After the first day of treatment, Kwong noticed that the rash had stopped spreading.

Over the next two days, the hundreds of swollen spots flattened into red disks.

“I was surprised how quickly Kevin improved.

It was like a turbo-rocket on the way to recovery,” explained Chin-Hong.

As Kwong began to heal, he received his first test result: negative.

Then the second: negative.

Chin-Hong said it's possible that those who took the samples from the lesions hadn't rubbed hard enough to get live cells for testing.

“As a doctor, it is very difficult to obtain a good sample in these types of injuries because the patient usually feels pain.

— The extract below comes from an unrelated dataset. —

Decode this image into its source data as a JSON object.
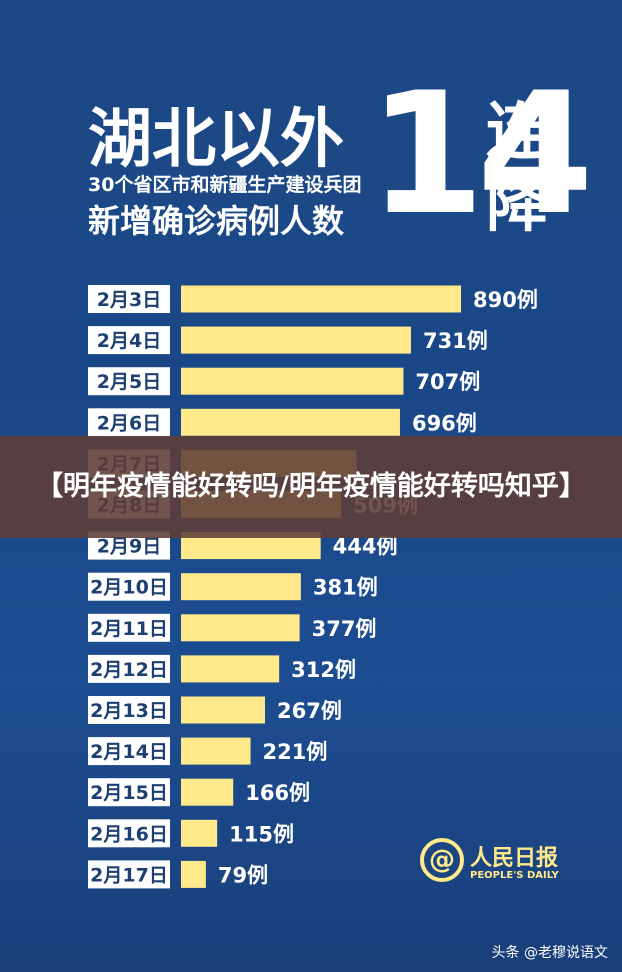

And you don't like to see people suffer," Chin-Hong said.

Cases like Kwong's can go unnoticed if the tests are not done correctly.

The online resource for doctors provided by the CDC is adequate, Brewer said, but only if you take the time to read all 59 pages.

They ask men who have sex with other men to reduce them due to monkeypox

July 27, 202200:27

Doctors need to collect at least two samples from various places on the patient's body, he added.

According to Brewer, the key is to sample lesions "at different stages of development" and not just focus on the first few bumps.

For two weeks, Kwong took six antiviral pills a day to rid his body of the virus.

She no longer needs pain medication.

"My face was the first to heal, which helped me a lot to be able to recognize myself in the mirror

," said Kwong.

He said that now that more than a month has passed since his ordeal began, his hands and feet are finally healing.

The cuticles and skin on the hands have sloughed off and are in the process of regeneration, while the nails have turned black and started to fall off.

Kwong said the psychological damage will take longer to heal.

“I feel less invulnerable, because it was a disease that weakened me very quickly.

So I keep working on my mental state more than my physical one.”

KHN (Kaiser Health News) is the newsroom of KFF (Kaiser Family Foundation), which produces in-depth health journalism.

It is one of three major programs of KFF, a nonprofit organization that analyzes the nation's health and public health issues.

This story is part of an alliance that includes KPCC, NPR and KHN.